This post is a summary of the work done on the QuTiP Virtual Lab for weeks 4 and 5, since last week I was out for the July 4th holiday. As a result, the application looks very different from last week, but hopefully it’s closer to the final product.

In this post, I will break down all the changes, but here’s what a demo of the QuTiP Virtual Lab looks like when simulating qubit dephasing:

Let’s break it down.

Interactive Lab

The first change was the initial pass at the interactive lab section. The idea behind this feature is to allow users to manipulate a schematic version of a quantum system by using simple actions – clicking, drag-n-drop, etc. – on graphical representations of qubits, interactions, controls, and heat baths.

To accommodate the rich interactivity and custom graphics, I started developing the feature using the react-konva library. This library provides a React-based API for the browser’s canvas HTML element. Because its API is based on React, all the code for drawing to the canvas is declarative, which is an improvement over the imperative Canvas API.

The upside of this is that it was fairly straightforward to develop a draggable icon for each of the system components: qubit, interaction, control, and heat bath. Here’s a close-up of the ‘tool drawer’ on the left side:

I added the ‘HIDE’ section so that the user can click on it to collapse the drawer to save space. There’s still a lot to be done here, but after getting this going, I started thinking about how someone would interact with the lab on a tablet – which brings me to the next major change in the UI.

Collapsible Panels

One of the goals of this project is to allow students to access the virtual lab on tablets. This means that the UI needs to take into account that the device the app is running on may be limited in terms of screen real-estate. With this in mind, I changed the structure of the UI so that the Details and Results panels can be collapsed. This should allow us to give each section a decent amount of spacing even on smaller screens. Here’s what this looks like on an iPad’s viewport

Actually implementing this was really easy, I just used two HTML elements – <details> and <summary> – and a little bit of CSS.

Simulate Button & Demo Selection

With the collapsible panels in place, it didn’t make sense to keep the main Simulate button on the Details panel, so I changed it to stay top and center of the UI.
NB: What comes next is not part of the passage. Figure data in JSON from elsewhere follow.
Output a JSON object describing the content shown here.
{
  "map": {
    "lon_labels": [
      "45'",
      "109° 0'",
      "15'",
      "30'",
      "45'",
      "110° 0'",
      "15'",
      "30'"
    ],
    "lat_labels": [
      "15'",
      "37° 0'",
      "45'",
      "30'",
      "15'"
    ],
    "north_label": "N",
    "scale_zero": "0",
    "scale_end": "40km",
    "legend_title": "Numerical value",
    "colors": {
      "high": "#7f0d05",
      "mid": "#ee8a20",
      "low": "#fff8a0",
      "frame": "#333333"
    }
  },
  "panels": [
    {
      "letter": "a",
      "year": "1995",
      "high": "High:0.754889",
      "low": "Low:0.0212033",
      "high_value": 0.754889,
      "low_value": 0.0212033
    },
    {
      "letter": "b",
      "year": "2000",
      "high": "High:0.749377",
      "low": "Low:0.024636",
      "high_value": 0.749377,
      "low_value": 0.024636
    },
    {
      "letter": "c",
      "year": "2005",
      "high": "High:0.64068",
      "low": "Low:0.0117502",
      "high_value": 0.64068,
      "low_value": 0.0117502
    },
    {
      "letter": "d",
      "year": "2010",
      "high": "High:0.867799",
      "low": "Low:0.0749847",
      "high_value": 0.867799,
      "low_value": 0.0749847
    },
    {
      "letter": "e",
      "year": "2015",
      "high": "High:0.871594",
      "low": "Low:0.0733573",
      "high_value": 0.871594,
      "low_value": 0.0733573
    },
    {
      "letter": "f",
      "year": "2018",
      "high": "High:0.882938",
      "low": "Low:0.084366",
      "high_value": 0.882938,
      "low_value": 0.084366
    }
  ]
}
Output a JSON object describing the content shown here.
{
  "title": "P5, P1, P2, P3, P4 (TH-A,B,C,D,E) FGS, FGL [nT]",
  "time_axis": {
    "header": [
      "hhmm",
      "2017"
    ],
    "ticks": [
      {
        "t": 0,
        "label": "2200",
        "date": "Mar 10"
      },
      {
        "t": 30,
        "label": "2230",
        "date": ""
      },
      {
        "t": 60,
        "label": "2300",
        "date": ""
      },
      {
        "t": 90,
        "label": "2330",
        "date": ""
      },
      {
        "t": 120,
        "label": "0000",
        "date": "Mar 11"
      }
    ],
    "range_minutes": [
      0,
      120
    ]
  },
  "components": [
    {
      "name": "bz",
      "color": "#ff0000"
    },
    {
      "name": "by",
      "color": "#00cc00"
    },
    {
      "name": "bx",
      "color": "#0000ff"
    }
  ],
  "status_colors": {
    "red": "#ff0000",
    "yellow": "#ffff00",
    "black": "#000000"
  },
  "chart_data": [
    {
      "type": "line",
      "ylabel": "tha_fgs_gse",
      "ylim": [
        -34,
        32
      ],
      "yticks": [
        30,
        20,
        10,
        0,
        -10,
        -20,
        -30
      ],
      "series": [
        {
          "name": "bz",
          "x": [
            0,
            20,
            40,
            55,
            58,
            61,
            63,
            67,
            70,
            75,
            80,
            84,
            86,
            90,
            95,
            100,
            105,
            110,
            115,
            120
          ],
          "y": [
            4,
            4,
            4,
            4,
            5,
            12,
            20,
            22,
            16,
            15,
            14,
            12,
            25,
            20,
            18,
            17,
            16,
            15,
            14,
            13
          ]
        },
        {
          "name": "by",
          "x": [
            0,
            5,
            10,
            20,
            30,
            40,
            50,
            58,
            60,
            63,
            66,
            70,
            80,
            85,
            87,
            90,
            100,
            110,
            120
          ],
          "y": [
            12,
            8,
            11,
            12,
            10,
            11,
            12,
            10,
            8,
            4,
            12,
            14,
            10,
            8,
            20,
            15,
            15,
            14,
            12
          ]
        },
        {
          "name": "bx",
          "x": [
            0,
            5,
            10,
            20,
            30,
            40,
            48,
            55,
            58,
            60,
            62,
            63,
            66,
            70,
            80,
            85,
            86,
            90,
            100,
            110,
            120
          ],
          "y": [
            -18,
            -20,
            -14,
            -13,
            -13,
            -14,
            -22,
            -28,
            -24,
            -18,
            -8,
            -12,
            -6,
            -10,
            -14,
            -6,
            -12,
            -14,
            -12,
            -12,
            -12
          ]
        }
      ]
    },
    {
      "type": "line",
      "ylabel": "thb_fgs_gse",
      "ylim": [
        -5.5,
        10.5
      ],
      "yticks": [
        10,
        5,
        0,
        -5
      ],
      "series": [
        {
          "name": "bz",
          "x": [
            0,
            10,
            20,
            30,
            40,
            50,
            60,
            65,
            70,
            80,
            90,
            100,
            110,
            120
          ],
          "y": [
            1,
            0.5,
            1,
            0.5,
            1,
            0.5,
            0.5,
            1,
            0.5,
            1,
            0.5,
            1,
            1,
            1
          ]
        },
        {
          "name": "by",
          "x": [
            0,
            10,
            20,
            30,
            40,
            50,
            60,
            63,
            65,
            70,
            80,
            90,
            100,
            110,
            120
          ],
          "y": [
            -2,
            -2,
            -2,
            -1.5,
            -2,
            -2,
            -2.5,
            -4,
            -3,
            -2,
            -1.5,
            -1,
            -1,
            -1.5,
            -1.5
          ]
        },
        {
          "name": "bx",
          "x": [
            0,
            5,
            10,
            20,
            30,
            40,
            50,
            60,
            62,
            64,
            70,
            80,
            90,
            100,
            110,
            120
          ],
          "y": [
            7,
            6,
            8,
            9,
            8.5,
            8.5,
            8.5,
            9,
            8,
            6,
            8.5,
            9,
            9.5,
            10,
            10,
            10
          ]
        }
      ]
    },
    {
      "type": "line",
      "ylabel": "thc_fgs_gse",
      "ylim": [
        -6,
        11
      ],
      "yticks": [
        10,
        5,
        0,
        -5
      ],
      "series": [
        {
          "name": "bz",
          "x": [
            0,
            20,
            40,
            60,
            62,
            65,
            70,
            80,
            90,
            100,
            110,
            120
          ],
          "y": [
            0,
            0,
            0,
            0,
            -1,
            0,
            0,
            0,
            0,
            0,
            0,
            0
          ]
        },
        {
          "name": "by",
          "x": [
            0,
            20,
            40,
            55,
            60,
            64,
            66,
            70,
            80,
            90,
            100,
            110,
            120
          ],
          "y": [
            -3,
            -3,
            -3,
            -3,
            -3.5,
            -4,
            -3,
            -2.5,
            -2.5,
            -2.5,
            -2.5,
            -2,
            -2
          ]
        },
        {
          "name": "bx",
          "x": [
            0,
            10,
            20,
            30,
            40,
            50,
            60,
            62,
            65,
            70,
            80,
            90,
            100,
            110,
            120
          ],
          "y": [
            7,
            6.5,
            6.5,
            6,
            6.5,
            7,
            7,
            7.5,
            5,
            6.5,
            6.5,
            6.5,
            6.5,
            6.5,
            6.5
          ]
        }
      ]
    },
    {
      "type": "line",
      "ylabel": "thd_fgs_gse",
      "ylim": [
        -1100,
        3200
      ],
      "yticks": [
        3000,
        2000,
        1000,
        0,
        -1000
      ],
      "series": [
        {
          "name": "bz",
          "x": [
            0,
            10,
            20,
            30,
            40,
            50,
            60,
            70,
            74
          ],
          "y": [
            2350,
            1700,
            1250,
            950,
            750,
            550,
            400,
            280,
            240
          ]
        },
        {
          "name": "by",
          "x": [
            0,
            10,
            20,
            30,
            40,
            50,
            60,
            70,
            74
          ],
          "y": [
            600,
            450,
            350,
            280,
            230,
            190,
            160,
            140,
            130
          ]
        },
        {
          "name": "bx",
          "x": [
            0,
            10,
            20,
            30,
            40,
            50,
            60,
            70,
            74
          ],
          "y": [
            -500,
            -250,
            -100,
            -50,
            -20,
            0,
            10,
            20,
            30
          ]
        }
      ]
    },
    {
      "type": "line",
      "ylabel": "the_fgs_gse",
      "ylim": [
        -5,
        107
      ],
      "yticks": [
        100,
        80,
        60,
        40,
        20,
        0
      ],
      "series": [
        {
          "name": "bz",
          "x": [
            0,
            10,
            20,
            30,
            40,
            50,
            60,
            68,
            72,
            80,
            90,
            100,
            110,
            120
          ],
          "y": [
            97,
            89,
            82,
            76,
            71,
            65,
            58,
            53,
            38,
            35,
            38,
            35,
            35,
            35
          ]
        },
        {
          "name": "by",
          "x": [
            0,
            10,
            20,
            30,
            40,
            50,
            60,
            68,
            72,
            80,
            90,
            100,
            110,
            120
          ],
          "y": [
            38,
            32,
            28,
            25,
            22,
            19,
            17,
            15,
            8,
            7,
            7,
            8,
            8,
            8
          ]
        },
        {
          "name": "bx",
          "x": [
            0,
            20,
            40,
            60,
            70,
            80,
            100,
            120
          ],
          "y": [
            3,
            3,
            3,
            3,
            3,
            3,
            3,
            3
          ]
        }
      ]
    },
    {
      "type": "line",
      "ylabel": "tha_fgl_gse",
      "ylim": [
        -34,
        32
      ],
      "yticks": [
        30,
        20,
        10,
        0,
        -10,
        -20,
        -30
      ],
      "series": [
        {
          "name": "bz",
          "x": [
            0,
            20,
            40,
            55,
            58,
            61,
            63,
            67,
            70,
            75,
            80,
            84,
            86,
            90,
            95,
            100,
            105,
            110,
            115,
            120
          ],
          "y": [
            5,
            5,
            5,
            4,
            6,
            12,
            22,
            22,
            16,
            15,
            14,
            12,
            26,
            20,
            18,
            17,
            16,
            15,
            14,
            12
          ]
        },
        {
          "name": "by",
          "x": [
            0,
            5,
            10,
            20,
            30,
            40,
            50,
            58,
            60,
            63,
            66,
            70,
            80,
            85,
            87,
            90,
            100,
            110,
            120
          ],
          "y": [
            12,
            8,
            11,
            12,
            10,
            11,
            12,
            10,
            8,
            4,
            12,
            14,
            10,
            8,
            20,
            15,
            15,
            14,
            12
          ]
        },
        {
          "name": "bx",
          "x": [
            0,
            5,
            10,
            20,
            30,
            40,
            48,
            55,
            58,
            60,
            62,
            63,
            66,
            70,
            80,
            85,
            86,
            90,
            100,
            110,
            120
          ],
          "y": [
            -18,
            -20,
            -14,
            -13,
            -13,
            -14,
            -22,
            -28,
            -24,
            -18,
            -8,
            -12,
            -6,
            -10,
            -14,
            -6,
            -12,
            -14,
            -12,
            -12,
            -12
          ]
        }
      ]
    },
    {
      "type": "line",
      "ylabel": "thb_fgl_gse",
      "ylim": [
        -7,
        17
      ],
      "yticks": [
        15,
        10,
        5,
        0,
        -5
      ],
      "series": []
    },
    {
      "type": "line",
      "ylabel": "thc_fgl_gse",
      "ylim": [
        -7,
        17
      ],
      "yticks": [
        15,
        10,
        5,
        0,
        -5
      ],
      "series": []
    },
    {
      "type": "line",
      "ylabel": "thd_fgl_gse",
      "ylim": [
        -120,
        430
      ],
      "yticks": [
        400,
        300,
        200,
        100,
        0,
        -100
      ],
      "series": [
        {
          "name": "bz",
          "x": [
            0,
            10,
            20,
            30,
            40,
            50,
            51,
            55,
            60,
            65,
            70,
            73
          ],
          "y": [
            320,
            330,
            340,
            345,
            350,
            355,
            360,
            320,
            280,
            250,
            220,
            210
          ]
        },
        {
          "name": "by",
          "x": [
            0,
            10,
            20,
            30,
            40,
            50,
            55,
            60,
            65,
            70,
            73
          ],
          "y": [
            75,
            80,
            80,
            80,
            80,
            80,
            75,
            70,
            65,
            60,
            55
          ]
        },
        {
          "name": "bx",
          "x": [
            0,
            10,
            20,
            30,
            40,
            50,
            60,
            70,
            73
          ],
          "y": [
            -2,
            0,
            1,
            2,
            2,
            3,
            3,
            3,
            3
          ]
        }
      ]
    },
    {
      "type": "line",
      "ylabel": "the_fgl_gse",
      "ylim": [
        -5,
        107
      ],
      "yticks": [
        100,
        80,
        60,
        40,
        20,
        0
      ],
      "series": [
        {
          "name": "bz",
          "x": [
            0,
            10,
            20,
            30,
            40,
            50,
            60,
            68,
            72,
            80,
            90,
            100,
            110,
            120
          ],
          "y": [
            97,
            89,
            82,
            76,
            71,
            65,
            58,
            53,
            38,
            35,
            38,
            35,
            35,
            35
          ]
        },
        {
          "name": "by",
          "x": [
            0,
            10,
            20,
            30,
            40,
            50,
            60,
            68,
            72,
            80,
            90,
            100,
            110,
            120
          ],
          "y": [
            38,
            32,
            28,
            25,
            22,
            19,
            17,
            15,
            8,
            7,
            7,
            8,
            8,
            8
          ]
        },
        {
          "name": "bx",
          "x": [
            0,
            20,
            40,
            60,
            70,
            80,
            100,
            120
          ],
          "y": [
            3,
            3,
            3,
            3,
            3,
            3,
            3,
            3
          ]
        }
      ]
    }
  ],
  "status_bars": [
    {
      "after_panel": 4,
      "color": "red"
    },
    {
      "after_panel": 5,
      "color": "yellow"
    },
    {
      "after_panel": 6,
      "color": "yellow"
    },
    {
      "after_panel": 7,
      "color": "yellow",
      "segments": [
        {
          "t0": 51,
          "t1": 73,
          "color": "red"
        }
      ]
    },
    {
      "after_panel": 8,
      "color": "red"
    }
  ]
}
I also added a drop-down with a list of preset demos for first-time users to play with. Right now it only holds two such examples – Larmor Precession and Qubit Dephasing – but it’s relatively trivial to add more to the list later.

Line Graph of Results

Finally, the last major change is the addition of the line graph to the Results panel. There is a great plotting library named d3 that can be used for producing dynamic data visualizations in the browser. However, its API is imperative, which makes it difficult to integrate into a React application. Fortunately, Airbnb has made a React-based library for d3 called visx. The library made it easy to produce a plot of the Bloch vector components as a function of time, which complements the 3D Bloch vector visualization above it. I took advantage of React’s state management API to implement a link between the two components, so that when the user hovers over a point in time on the graph, the 3D visualization updates the Bloch vector to that point in time:

Next Steps

There’s still a lot to be done, but next week I hope to focus on the UI for building the quantum system. It’s possible that drag-n-drop is not the best UX on tablets, so I may need to refine the tool drawer idea before proceeding. Also, it might make more sense to have a multi-click flow for placing interactions between qubits – i.e. select one qubit, then the other, then select which of the possible ways they could interact.